Since then Ma has popped up saying he’s divesting all his holdings in, and control of Alibaba, Ant Group and all the many many bits and pieces they picked up along the way.

For now, Wall Street’s put its clammy grip around an Alibaba second-quarter profit estimate of US$1.56 a share, on US$30.17B in revenue, possibly tip-toeing into a historic maiden year-on-year revenue slip since it went public.

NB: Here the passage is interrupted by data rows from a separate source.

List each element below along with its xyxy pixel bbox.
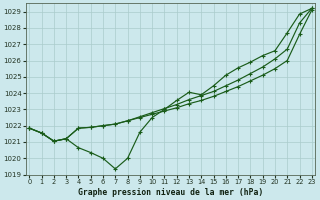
X-axis label: Graphe pression niveau de la mer (hPa): Graphe pression niveau de la mer (hPa) (78, 188, 263, 197)
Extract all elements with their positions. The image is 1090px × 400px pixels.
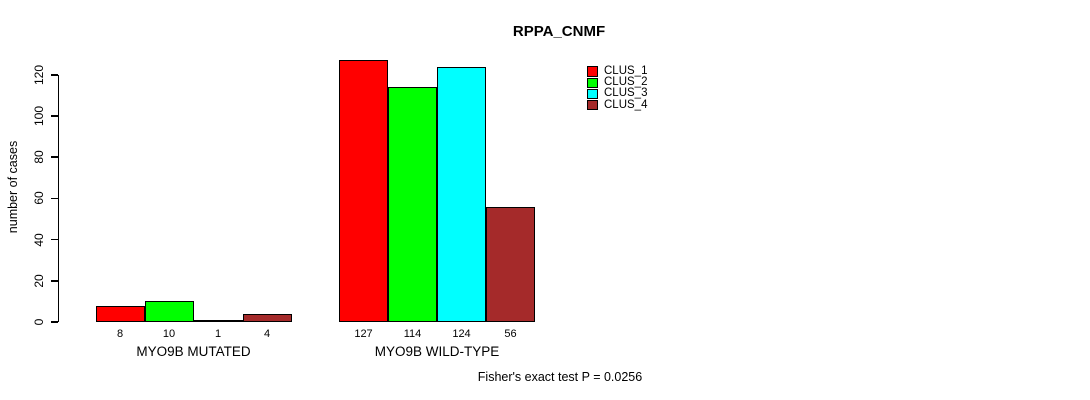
- bar-clus_3-wildtype: [437, 66, 486, 322]
- legend: CLUS_1 CLUS_2 CLUS_3 CLUS_4: [587, 65, 648, 111]
- bar-value-label: 10: [162, 328, 176, 340]
- bar-value-label: 1: [214, 328, 222, 340]
- legend-item: CLUS_3: [587, 87, 648, 100]
- y-tick-label: 80: [32, 150, 46, 164]
- legend-item: CLUS_1: [587, 65, 648, 78]
- x-category-label: MYO9B WILD-TYPE: [374, 344, 500, 359]
- y-axis-label: number of cases: [6, 140, 20, 234]
- y-tick-label: 100: [32, 105, 46, 127]
- bar-value-label: 124: [452, 328, 471, 340]
- bar-clus_3-mutated: [193, 319, 243, 322]
- legend-swatch-clus_4: [587, 99, 598, 111]
- bar-value-label: 114: [403, 328, 422, 340]
- y-tick-mark: [50, 197, 58, 200]
- legend-label: CLUS_4: [604, 98, 648, 111]
- y-tick-label: 120: [32, 64, 46, 85]
- legend-label: CLUS_1: [604, 65, 648, 78]
- legend-swatch-clus_2: [587, 77, 598, 89]
- bar-value-label: 127: [354, 328, 373, 340]
- y-tick-mark: [50, 156, 58, 158]
- legend-label: CLUS_2: [604, 76, 648, 89]
- y-tick-mark: [50, 74, 58, 76]
- pvalue-annotation: Fisher's exact test P = 0.0256: [477, 370, 643, 384]
- y-tick-mark: [50, 321, 58, 323]
- y-tick-mark: [50, 280, 58, 282]
- x-category-label: MYO9B MUTATED: [136, 344, 251, 359]
- bar-clus_1-mutated: [95, 305, 145, 322]
- chart-title: RPPA_CNMF: [512, 23, 606, 40]
- legend-swatch-clus_1: [587, 66, 598, 77]
- y-tick-label: 0: [32, 318, 46, 326]
- bar-value-label: 4: [263, 328, 271, 340]
- legend-item: CLUS_4: [587, 98, 648, 111]
- bar-clus_2-mutated: [144, 301, 194, 322]
- legend-item: CLUS_2: [587, 76, 648, 89]
- y-tick-mark: [50, 115, 58, 117]
- bar-clus_4-mutated: [242, 313, 292, 322]
- legend-label: CLUS_3: [604, 87, 648, 100]
- bar-clus_4-wildtype: [486, 206, 535, 322]
- y-tick-label: 40: [32, 232, 46, 247]
- y-axis-line: [57, 74, 59, 322]
- bar-clus_1-wildtype: [339, 60, 388, 322]
- bar-clus_2-wildtype: [388, 87, 437, 322]
- bar-value-label: 8: [116, 328, 124, 340]
- y-tick-label: 60: [32, 191, 46, 206]
- y-tick-label: 20: [32, 274, 46, 288]
- legend-swatch-clus_3: [587, 88, 598, 100]
- bar-value-label: 56: [504, 328, 517, 340]
- y-tick-mark: [50, 238, 58, 241]
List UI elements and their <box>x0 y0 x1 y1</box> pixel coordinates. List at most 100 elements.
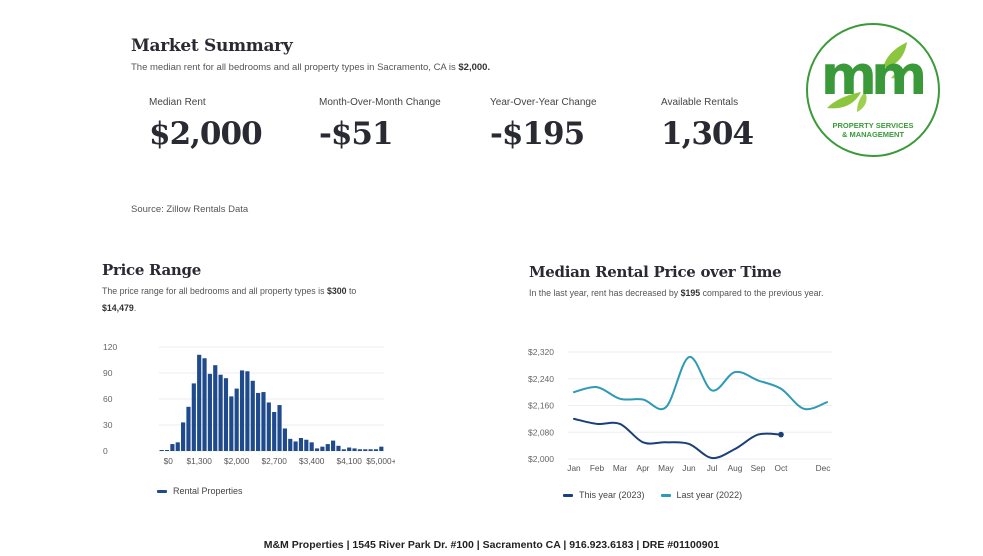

Even despite this, highly-paid Wall Street analysts suggest there are signs that the Chinese Internet market is stabilising, and that BABA is in a position to lift growth during the rest of this year.

This is both true and messed up.

Following the US$1.15 trillion blood loss across Chinese tech after Xi and He whipped out the knives in late 2020, early 2021, it’s true, there is definitely money to make in Chinese tech.

But no matter what Alibaba’s next move is, the grim medical truth for the once trailblazing giant is clear: Castration is most definitely permanent.